[Test] Panasonic Lumix GM1 : petit mais (très) costaud

Une ergonomie sobre et intuitive

Même si le dernier né des usines Panasonic est très compact, il n’en est pas moins agréable à piloter grâce à une ergonomie sobre et bien pensée.

On retrouve sur le dessus le déclencheur assortit d’une bague on/off, et de deux molettes de sélection : l’une pour le mode de mise au point (AF standard, suivi du sujet, manuel) et l’autre pour ceux de prise de vue (P/S/A/M, vidéo, les configurations personnalisées C1 et C2, les scènes, et les effets/filtres).

À l’arrière on retrouve de haut en bas sur la partie droite du dos les touches dédiée à l’enregistrement vidéo et à la lecture des images, puis le traditionnel trèfle multifonctions (correcteur d’exposition, balance des blancs, sélecteur AF, cadence de prise de vue) entouré d’une roue permettant de faire varier les réglages et de naviguer dans les menus. On retrouve d’ailleurs dans son centre la touche permettant d’y accéder. Enfin tout en bas, les touches poubelle/Quick menu et display viennent compléter l’ensemble. Les parties centrales et gauches du dos sont occupées par l’écran qui assure grâce à son caractère tactile le reste des fonctionnalités.Globalement, le maniement de l’appareil est très intuitif et ne souffre d’aucun manque grâce à des menus très complets et bien organisés. Avec un peu d’habitude on trouve facilement le réglage recherché et rien ne manque ou presque. Il y a même presque un peu trop de fonctions pour les amateurs purs qui devront ne pas se laisser impressionner par leur foisonnement, de leur côté les experts apprécieront.

Petit regret, indissociable de la compacité des APN récents, est lié au caractère indispensable de l’usage de l’écran tactile en modes priorité ou manuel. En effet, si dans la plupart des situations cela ne pose aucun souci, la nécessité de devoir retirer les gants (même très légers) pour faire varier les réglages est loin d’être agréable en hiver.

Autre élément regrettable, la visée par l’écran arrière, par ailleurs bien défini, devient très saccadée en conditions de faible luminosité.

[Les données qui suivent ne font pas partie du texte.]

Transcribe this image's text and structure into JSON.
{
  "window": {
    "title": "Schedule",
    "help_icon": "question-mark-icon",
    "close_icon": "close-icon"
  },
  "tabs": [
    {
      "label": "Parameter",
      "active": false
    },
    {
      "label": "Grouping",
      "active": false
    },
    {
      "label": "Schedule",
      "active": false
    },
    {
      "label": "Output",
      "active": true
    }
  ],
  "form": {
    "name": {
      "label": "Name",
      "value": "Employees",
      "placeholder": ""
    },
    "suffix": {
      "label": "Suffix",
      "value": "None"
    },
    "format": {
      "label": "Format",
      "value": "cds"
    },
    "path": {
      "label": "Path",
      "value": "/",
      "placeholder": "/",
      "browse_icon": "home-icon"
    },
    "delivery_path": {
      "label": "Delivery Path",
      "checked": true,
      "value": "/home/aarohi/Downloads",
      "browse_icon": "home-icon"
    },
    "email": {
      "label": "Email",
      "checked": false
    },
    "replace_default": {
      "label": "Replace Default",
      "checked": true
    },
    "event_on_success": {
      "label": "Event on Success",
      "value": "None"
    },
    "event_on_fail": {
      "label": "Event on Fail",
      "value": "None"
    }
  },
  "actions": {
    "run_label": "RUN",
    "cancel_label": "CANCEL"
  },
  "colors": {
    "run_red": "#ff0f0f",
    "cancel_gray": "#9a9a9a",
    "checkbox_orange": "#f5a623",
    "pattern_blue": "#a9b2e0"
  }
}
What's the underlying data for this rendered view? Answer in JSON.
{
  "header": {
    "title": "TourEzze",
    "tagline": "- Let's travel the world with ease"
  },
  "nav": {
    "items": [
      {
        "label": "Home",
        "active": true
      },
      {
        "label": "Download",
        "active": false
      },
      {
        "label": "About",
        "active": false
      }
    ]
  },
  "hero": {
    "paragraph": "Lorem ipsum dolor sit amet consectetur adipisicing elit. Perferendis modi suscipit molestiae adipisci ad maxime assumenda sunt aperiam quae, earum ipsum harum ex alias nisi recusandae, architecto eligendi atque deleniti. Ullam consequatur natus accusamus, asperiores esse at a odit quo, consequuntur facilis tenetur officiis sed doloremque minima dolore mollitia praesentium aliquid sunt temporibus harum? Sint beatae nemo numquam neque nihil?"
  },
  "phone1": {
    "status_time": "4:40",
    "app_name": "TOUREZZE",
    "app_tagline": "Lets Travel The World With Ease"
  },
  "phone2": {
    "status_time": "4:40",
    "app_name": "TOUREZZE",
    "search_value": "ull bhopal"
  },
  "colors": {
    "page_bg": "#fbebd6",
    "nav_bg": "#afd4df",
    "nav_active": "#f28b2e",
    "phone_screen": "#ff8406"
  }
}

Encore une fois le GM1 est loin d’être le seul APN à souffrir de ce défaut en liveview, mais des progrès sont encore indéniablement à faire dans ce domaine par les fabricants.

Dernière remarque : le système de mise au point manuelle n’est utilisable sur le terrain qu’en présence de sujets statiques. En effet, le système de loupe prend une place trop importante sur l’écran, par ailleurs bien défini (1 036 000 points), pour pouvoir apprécier le cadrage pendant la mise au point. Même en utilisant le très utile mode peaking (surbrillance des éléments nets de l’image), la modification du plan de netteté est trop lente en l’absence de bague mécanique sur l’objectif.

Rien de dramatique au demeurant et au vu des nombreuses possibilités de paramétrages et de la qualité du mode automatique, le GM1 devrait ravir amateurs et experts en mal de compacité pour peu qu’ils acceptent les quelques limitations induites.

Enfin, comme sur tous les modèles récents, il est possible de contrôler le GM1 à faible distance via un téléphone ou une tablette en Wifi (non NFC).